New way to cut down toxicity of cancer drugs

Kidney damage risk of existing method can now be avoided

Indian scientists have successfully used a series of chemical methods to convert a highly toxic cancer drug into a harmless molecular blob, which continues to be an effective medicine but, unlike its poisonous predecessor, does not damage the kidney.

The discovery may open up a new treatment avenue for cancer patients by robbing off the toxicity of drugs like cisplatin and carboplatin, used to treat a broad range of cancer including testicular, ovarian, cervical, bladder, lung and head and neck cancer.

Converting the anti-cancer drug into a nano-scale globule, researchers claim, is a far more effective strategy rather than using a separate nano-vehicle for carrying the drug to targeted areas in the body.

Most of the nano-particles in drug delivery use a technique called encapsulation in which nano-particles adsorbs the drugs physically and release it subsequently after reaching the tumour cells. “The drawback is low loading of drugs and uncontrolled drug release. Our strategy is based on chemical modification of cisplatin keeping its structure and activity relationship in mind.

“We developed self-assembled cisplatin nano-particle, which overcomes the challenges,” said Sudipta Basu, one of the team members currently working at the Indian Institute of Science Education and Research, Pune.

Commonly used in anti-cancer treatment, cisplatin (and also other platinum-based drugs like carboplatin) severely damages kidney due to its toxicity.

“We used chemical tricks to create a supra-molecular assembly of cisplatin — a kind of large molecular assembly at the nano-level — which can enter the tumour cells but is too big to enter kidney. So there is no kidney damage. Its going to be a new strategy for drug development as toxicity is reduced significantly,” R A Mashelkar, former director-general of the Council of Scientific and Industrial Research and a professor at the National Chemicals Laboratory in Pune, told Deccan Herald.

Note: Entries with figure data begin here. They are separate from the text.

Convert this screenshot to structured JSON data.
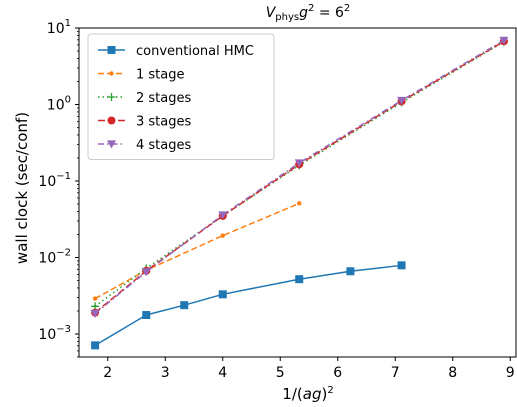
{
  "chart_data": {
    "type": "line",
    "title": "V_phys g^2 = 6^2",
    "title_parts": {
      "main": "V",
      "sub": "phys",
      "g": "g",
      "g_exp": "2",
      "eq": " = 6",
      "rhs_exp": "2"
    },
    "xlabel": "1/(ag)^2",
    "xlabel_parts": {
      "prefix": "1/(",
      "italic": "ag",
      "suffix": ")",
      "exp": "2"
    },
    "ylabel": "wall clock (sec/conf)",
    "xlim": [
      1.5,
      9.1
    ],
    "ylim": [
      0.0005,
      10
    ],
    "yscale": "log",
    "x_ticks": [
      2,
      3,
      4,
      5,
      6,
      7,
      8,
      9
    ],
    "x_tick_labels": [
      "2",
      "3",
      "4",
      "5",
      "6",
      "7",
      "8",
      "9"
    ],
    "y_ticks": [
      0.001,
      0.01,
      0.1,
      1,
      10
    ],
    "y_tick_labels": [
      {
        "base": "10",
        "exp": "−3"
      },
      {
        "base": "10",
        "exp": "−2"
      },
      {
        "base": "10",
        "exp": "−1"
      },
      {
        "base": "10",
        "exp": "0"
      },
      {
        "base": "10",
        "exp": "1"
      }
    ],
    "grid": false,
    "legend_position": "top-left",
    "series": [
      {
        "name": "conventional HMC",
        "color": "#1f77b4",
        "dash": "",
        "marker": "square",
        "marker_size": 4,
        "x": [
          1.78,
          2.67,
          3.33,
          4.0,
          5.33,
          6.22,
          7.11
        ],
        "y": [
          0.00071,
          0.00177,
          0.00238,
          0.0033,
          0.0052,
          0.0066,
          0.0079
        ]
      },
      {
        "name": "1 stage",
        "color": "#ff7f0e",
        "dash": "6,3",
        "marker": "dot",
        "marker_size": 2.2,
        "x": [
          1.78,
          2.67,
          4.0,
          5.33
        ],
        "y": [
          0.0029,
          0.0068,
          0.0193,
          0.051
        ]
      },
      {
        "name": "2 stages",
        "color": "#2ca02c",
        "dash": "1.5,3",
        "marker": "plus",
        "marker_size": 4,
        "x": [
          1.78,
          2.67,
          4.0,
          5.33,
          7.11,
          8.89
        ],
        "y": [
          0.0023,
          0.0072,
          0.035,
          0.16,
          1.06,
          6.6
        ]
      },
      {
        "name": "3 stages",
        "color": "#d62728",
        "dash": "7,3",
        "marker": "circle",
        "marker_size": 4,
        "x": [
          1.78,
          2.67,
          4.0,
          5.33,
          7.11,
          8.89
        ],
        "y": [
          0.0019,
          0.0067,
          0.035,
          0.165,
          1.1,
          6.7
        ]
      },
      {
        "name": "4 stages",
        "color": "#9467bd",
        "dash": "6,3,1.5,3",
        "marker": "triangle-down",
        "marker_size": 4.5,
        "x": [
          1.78,
          2.67,
          4.0,
          5.33,
          7.11,
          8.89
        ],
        "y": [
          0.00185,
          0.0065,
          0.036,
          0.172,
          1.13,
          6.9
        ]
      }
    ]
  }
}
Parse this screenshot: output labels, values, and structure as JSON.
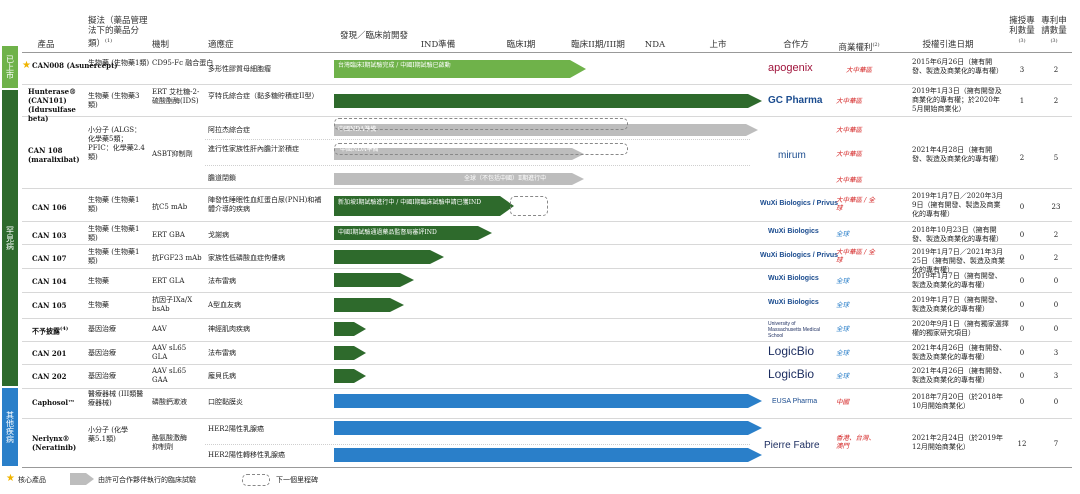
{
  "headers": {
    "product": "產品",
    "category": "擬法（藥品管理法下的藥品分類）",
    "category_note": "(1)",
    "mechanism": "機制",
    "indication": "適應症",
    "discovery": "發現／臨床前開發",
    "ind": "IND準備",
    "phase1": "臨床I期",
    "phase23": "臨床II期/III期",
    "nda": "NDA",
    "market": "上市",
    "partner": "合作方",
    "rights": "商業權利",
    "rights_note": "(2)",
    "license_date": "授權引進日期",
    "patents_granted": "擁授專利數量",
    "patents_granted_note": "(3)",
    "patents_applied": "專利申請數量",
    "patents_applied_note": "(3)"
  },
  "side_labels": {
    "marketed": "已上市",
    "rare": "罕見病",
    "other": "其他疾病"
  },
  "rows": [
    {
      "product": "CAN008 (Asunercept)",
      "category": "生物藥 (生物藥1類)",
      "mechanism": "CD95-Fc 融合蛋白",
      "indication": "多形性膠質母細胞瘤",
      "arrow_label": "台灣臨床I期試驗完成 / 中國I期試驗已啟動",
      "partner": "apogenix",
      "rights": "大中華區",
      "date": "2015年6月26日（擁有開發、製造及商業化的專有權）",
      "granted": "3",
      "applied": "2"
    },
    {
      "product": "Hunterase® (CAN101) (Idursulfase beta)",
      "category": "生物藥 (生物藥3類)",
      "mechanism": "ERT 艾杜糖-2-硫酸酯酶(IDS)",
      "indication": "亨特氏綜合症（黏多糖貯積症II型）",
      "partner": "GC Pharma",
      "rights": "大中華區",
      "date": "2019年1月3日（擁有開發及商業化的專有權；於2020年5月開始商業化）",
      "granted": "1",
      "applied": "2"
    },
    {
      "product": "CAN 108 (maralixibat)",
      "category": "小分子 (ALGS：化學藥5類；PFIC：化學藥2.4類)",
      "mechanism": "ASBT抑制劑",
      "indication": "阿拉杰綜合症",
      "indication2": "進行性家族性肝內膽汁淤積症",
      "indication3": "膽道閉鎖",
      "arrow_label": "中國NDA準備",
      "arrow_label2": "中國NDA準備",
      "arrow_label3": "全球（不包括中國）Ⅱ期進行中",
      "partner": "mirum",
      "rights": "大中華區",
      "date": "2021年4月28日（擁有開發、製造及商業化的專有權）",
      "granted": "2",
      "applied": "5"
    },
    {
      "product": "CAN 106",
      "category": "生物藥 (生物藥1類)",
      "mechanism": "抗C5 mAb",
      "indication": "陣發性睡眠性血紅蛋白尿(PNH)和補體介導的疾病",
      "arrow_label": "新加坡I期試驗進行中 / 中國I期臨床試驗申請已獲IND",
      "partner": "WuXi Biologics / Privus",
      "rights": "大中華區 / 全球",
      "date": "2019年1月7日／2020年3月9日（擁有開發、製造及商業化的專有權）",
      "granted": "0",
      "applied": "23"
    },
    {
      "product": "CAN 103",
      "category": "生物藥 (生物藥1類)",
      "mechanism": "ERT GBA",
      "indication": "戈謝病",
      "arrow_label": "中國I期試驗通過藥品監督局審評IND",
      "partner": "WuXi Biologics",
      "rights": "全球",
      "date": "2018年10月23日（擁有開發、製造及商業化的專有權）",
      "granted": "0",
      "applied": "2"
    },
    {
      "product": "CAN 107",
      "category": "生物藥 (生物藥1類)",
      "mechanism": "抗FGF23 mAb",
      "indication": "家族性低磷酸血症佝僂病",
      "partner": "WuXi Biologics / Privus",
      "rights": "大中華區 / 全球",
      "date": "2019年1月7日／2021年3月25日（擁有開發、製造及商業化的專有權）",
      "granted": "0",
      "applied": "2"
    },
    {
      "product": "CAN 104",
      "category": "生物藥",
      "mechanism": "ERT GLA",
      "indication": "法布雷病",
      "partner": "WuXi Biologics",
      "rights": "全球",
      "date": "2019年1月7日（擁有開發、製造及商業化的專有權）",
      "granted": "0",
      "applied": "0"
    },
    {
      "product": "CAN 105",
      "category": "生物藥",
      "mechanism": "抗因子IXa/X bsAb",
      "indication": "A型血友病",
      "partner": "WuXi Biologics",
      "rights": "全球",
      "date": "2019年1月7日（擁有開發、製造及商業化的專有權）",
      "granted": "0",
      "applied": "0"
    },
    {
      "product": "不予披露",
      "product_note": "(4)",
      "category": "基因治療",
      "mechanism": "AAV",
      "indication": "神經肌肉疾病",
      "partner": "University of Massachusetts Medical School",
      "rights": "全球",
      "date": "2020年9月1日（擁有獨家選擇權的獨家研究項目）",
      "granted": "0",
      "applied": "0"
    },
    {
      "product": "CAN 201",
      "category": "基因治療",
      "mechanism": "AAV sL65 GLA",
      "indication": "法布雷病",
      "partner": "LogicBio",
      "rights": "全球",
      "date": "2021年4月26日（擁有開發、製造及商業化的專有權）",
      "granted": "0",
      "applied": "3"
    },
    {
      "product": "CAN 202",
      "category": "基因治療",
      "mechanism": "AAV sL65 GAA",
      "indication": "龐貝氏病",
      "partner": "LogicBio",
      "rights": "全球",
      "date": "2021年4月26日（擁有開發、製造及商業化的專有權）",
      "granted": "0",
      "applied": "3"
    },
    {
      "product": "Caphosol™",
      "category": "醫療器械 (III類醫療器械)",
      "mechanism": "磷酸鈣漱液",
      "indication": "口腔黏膜炎",
      "partner": "EUSA Pharma",
      "rights": "中國",
      "date": "2018年7月20日（於2018年10月開始商業化）",
      "granted": "0",
      "applied": "0"
    },
    {
      "product": "Nerlynx® (Neratinib)",
      "category": "小分子 (化學藥5.1類)",
      "mechanism": "酪氨酸激酶抑制劑",
      "indication": "HER2陽性乳腺癌",
      "indication2": "HER2陽性轉移性乳腺癌",
      "partner": "Pierre Fabre",
      "rights": "香港、台灣、澳門",
      "date": "2021年2月24日（於2019年12月開始商業化）",
      "granted": "12",
      "applied": "7"
    }
  ],
  "legend": {
    "core": "核心產品",
    "partner_trial": "由許可合作夥伴執行的臨床試驗",
    "next": "下一個里程碑"
  },
  "colors": {
    "green_dark": "#2e6a2c",
    "green_light": "#6fb24a",
    "gray": "#bdbdbd",
    "blue": "#2a7fc9",
    "red": "#d31f1f",
    "star": "#f0b400"
  }
}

As the number of cancer cases is on the rise in developing countries, the World Health Organisation projected over 12 million cancer deaths worldwide from 2030 — up from 7.6 million in 2008. The projected doubling of cancer deaths has compelled scientists to look for better cancer cure strategies.

Reporting their discovery in the June 25 issue of Proceedings of National Academy of Sciences, the team comprising scientists from Harvard Medical School, NCL, Harvard School of Public Health, Dana-Farber Cancer Institute and Brigham and Women’s Hospital in Cambridge, said the discovery could lead to next-generation platinum-based anti-cancer drugs.

The team conducted animal experiments in mice for breast and ovarian cancer, which showed significant reduction of tumor and almost negligible side effects. The drug was administered through intra-venous injection. “Realistically, it will take at least 4-5 years before we do any human trial,” said Basu.

Nano size drug

The cisplatin nano-blob size is around 120 nm in size, which is accumulated in the tumor by a mechanism called “enhanced permeability and retention effect” of the tumor or passive targeting. “Its far more efficient means of drug delivery,” said Mashelkar.